Background: Childhood asthma remains underdiagnosed in general practice. Computers with a patient interface have the potential to screen children for asthma in a time-efficient manner.
Aim: To develop a concise, validated self-report measure that calculates an 'asthma score' that predicts likelihood of asthma and its severity in childhood.
Design Of Study: Computerised questionnaire survey in general practitioners' (GPs') waiting rooms, followed by a written questionnaire and either bronchial challenge or skin allergy testing at the regional teaching hospital.
Setting: Children between 18 months and 18 years old accompanied by a parent or guardian in five group practices in Newcastle in New South Wales, Australia.

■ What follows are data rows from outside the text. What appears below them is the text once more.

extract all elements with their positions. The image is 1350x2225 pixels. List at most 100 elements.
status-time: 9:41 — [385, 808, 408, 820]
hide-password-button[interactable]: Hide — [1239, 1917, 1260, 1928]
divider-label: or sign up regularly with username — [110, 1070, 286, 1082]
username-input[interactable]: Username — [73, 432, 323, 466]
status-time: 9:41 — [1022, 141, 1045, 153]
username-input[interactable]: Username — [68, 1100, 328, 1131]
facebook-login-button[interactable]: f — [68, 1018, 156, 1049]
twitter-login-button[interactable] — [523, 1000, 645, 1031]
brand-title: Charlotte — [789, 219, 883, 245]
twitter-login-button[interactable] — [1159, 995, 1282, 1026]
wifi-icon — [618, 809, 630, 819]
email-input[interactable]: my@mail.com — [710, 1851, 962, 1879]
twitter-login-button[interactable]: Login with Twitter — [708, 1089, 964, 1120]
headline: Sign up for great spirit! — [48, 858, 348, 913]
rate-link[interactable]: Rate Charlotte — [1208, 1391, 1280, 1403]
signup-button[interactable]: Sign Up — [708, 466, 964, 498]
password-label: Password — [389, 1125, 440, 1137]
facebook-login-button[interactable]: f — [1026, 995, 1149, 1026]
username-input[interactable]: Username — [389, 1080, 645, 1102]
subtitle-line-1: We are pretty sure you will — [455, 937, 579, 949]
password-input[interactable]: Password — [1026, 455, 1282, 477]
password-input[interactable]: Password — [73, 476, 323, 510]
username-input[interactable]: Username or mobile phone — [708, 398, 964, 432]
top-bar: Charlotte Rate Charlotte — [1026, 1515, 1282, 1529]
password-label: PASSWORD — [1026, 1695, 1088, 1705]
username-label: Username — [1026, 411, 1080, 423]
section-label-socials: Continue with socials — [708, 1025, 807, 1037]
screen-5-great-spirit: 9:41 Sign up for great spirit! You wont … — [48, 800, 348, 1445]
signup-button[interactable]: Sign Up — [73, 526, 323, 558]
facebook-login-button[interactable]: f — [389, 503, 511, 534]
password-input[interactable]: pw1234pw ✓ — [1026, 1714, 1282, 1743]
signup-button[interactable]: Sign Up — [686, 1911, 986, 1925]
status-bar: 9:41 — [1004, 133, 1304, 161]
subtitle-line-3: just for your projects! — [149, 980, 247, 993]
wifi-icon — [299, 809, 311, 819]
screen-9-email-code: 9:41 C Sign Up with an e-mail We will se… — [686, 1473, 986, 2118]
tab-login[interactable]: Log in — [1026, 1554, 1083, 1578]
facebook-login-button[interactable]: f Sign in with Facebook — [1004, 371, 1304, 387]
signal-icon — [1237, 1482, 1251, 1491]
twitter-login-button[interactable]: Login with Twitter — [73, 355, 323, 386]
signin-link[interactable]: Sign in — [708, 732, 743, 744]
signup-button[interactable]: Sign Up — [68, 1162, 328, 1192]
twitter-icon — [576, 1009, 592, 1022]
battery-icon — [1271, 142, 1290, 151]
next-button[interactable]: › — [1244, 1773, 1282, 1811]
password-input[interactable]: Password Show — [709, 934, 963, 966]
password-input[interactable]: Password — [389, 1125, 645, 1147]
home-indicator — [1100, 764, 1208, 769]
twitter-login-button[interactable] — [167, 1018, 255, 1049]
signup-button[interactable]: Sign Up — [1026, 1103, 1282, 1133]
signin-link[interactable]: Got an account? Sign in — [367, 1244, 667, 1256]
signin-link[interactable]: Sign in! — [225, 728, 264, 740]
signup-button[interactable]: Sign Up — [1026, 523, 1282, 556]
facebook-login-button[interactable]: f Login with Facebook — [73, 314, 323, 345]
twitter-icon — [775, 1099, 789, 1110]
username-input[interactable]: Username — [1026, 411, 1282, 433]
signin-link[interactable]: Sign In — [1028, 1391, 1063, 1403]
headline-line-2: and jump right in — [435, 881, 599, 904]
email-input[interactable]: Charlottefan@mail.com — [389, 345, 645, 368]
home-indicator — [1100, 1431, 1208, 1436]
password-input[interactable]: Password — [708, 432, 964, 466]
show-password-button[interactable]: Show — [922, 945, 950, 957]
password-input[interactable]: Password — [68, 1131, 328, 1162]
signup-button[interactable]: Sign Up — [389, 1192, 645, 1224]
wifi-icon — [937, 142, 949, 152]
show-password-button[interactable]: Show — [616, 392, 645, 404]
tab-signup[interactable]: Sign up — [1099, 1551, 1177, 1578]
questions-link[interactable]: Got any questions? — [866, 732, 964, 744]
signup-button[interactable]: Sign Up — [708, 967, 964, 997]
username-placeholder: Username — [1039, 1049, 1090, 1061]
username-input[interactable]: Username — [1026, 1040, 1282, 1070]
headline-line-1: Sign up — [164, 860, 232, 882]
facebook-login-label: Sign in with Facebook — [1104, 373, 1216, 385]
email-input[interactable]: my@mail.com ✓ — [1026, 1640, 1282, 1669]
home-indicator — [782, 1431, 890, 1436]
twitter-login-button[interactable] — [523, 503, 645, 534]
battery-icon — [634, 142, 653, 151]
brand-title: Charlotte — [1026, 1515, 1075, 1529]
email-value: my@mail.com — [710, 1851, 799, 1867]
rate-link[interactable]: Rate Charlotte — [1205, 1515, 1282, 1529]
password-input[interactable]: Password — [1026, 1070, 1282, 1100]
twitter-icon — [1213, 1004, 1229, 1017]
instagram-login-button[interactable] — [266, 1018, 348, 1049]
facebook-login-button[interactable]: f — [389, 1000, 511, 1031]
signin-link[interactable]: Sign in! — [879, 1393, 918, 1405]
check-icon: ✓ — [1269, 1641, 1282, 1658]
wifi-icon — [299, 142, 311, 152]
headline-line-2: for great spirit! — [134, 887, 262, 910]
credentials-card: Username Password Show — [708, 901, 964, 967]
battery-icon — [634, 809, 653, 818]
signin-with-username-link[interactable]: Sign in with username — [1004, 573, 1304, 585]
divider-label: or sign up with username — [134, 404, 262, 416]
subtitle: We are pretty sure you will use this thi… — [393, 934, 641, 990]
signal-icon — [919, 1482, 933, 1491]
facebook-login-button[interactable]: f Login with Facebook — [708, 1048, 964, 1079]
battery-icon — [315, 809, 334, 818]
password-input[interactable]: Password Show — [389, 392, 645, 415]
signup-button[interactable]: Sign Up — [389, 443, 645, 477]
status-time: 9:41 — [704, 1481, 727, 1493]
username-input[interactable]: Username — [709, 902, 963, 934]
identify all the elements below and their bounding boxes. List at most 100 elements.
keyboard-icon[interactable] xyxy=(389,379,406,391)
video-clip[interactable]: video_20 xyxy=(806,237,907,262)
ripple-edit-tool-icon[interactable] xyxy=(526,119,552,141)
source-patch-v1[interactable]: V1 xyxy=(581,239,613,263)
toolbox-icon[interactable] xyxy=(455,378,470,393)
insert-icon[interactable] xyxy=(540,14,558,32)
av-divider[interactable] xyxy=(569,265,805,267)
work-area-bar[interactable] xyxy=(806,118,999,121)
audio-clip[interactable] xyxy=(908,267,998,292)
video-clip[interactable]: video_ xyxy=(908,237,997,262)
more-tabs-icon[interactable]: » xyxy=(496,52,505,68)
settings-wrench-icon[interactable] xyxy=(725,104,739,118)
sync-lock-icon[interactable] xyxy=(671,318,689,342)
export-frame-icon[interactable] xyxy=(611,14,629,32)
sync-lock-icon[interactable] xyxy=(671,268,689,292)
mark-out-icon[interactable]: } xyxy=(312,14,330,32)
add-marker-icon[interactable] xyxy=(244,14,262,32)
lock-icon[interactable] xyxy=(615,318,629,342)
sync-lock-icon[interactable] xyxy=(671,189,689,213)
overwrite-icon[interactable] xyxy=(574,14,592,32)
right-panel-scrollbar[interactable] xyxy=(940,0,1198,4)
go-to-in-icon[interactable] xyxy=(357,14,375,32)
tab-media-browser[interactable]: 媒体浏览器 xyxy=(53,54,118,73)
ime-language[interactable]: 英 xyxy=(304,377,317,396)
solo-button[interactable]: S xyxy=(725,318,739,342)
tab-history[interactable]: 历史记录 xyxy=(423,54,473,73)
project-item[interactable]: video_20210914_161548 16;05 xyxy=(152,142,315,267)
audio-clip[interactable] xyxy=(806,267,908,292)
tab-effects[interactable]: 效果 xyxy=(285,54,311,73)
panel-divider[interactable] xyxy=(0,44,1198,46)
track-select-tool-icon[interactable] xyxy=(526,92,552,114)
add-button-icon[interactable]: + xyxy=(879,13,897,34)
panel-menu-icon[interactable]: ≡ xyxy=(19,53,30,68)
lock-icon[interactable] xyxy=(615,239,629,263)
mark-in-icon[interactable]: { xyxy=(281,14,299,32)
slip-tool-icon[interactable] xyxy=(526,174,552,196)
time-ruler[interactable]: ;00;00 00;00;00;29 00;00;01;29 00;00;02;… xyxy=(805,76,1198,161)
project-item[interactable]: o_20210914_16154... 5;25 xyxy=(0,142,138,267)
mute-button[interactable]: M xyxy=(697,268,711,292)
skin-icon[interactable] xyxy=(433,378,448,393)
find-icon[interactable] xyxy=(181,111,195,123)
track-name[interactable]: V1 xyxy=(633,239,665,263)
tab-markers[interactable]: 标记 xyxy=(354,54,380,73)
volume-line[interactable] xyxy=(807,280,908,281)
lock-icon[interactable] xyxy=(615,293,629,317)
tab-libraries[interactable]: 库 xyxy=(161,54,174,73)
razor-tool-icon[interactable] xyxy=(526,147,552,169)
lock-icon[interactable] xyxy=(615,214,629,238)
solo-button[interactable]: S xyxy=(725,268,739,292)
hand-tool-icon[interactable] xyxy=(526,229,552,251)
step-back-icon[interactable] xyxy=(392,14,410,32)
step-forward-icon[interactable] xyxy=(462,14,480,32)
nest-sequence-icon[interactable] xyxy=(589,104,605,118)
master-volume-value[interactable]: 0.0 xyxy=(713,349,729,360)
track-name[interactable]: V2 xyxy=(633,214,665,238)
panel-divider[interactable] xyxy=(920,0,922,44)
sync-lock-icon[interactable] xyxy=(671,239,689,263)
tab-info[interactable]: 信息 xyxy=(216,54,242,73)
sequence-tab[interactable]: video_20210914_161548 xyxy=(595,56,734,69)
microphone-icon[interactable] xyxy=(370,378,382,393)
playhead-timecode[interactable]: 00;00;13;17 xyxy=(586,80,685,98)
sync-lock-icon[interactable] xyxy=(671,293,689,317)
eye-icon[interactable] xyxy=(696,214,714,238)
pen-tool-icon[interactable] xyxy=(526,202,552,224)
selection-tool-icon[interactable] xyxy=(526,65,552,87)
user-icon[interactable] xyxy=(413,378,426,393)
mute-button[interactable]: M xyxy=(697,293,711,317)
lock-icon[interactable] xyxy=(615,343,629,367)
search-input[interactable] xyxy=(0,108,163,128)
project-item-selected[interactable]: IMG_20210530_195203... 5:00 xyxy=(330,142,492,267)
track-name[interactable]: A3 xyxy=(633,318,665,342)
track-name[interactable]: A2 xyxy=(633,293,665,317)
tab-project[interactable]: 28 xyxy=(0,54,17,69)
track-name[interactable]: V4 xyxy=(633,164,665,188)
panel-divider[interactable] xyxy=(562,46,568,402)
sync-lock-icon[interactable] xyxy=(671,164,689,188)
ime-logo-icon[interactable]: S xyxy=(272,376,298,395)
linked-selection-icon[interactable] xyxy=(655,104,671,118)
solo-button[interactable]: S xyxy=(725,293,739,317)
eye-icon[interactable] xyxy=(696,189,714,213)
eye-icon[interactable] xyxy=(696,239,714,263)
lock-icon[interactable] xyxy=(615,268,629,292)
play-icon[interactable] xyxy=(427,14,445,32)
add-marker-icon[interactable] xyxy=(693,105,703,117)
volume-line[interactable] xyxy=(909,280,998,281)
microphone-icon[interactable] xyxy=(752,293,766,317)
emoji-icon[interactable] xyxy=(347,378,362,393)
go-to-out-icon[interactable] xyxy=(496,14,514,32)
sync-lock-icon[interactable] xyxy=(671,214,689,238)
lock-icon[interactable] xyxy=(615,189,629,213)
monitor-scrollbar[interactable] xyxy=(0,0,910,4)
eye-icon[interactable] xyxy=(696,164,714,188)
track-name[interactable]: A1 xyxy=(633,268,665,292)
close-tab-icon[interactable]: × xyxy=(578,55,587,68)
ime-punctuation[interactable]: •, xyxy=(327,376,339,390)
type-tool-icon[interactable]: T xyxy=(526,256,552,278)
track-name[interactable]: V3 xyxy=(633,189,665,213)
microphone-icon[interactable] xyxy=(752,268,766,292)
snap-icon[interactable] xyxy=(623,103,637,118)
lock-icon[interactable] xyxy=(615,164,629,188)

Method: The responses from both the computerised questionnaire and the written questionnaire were compared with physician assessment of asthma, based on an existing validated questionnaire and clinical tests.
Results: Six items were identified to be independently and significantly associated (at P < 0.05) with the presence of asthma and its severity: parent or self-reported asthma, previous diagnosis, wheeze in the past year, physical activity affected by symptoms, night cough in the past year, and visits to a GP in the past year. From the regression model a linear score was derived that indicates whether a child is likely to have asthma and its likely severity.
Conclusions: The asthma score is a valid indicator of asthma and its severity in children in general practice.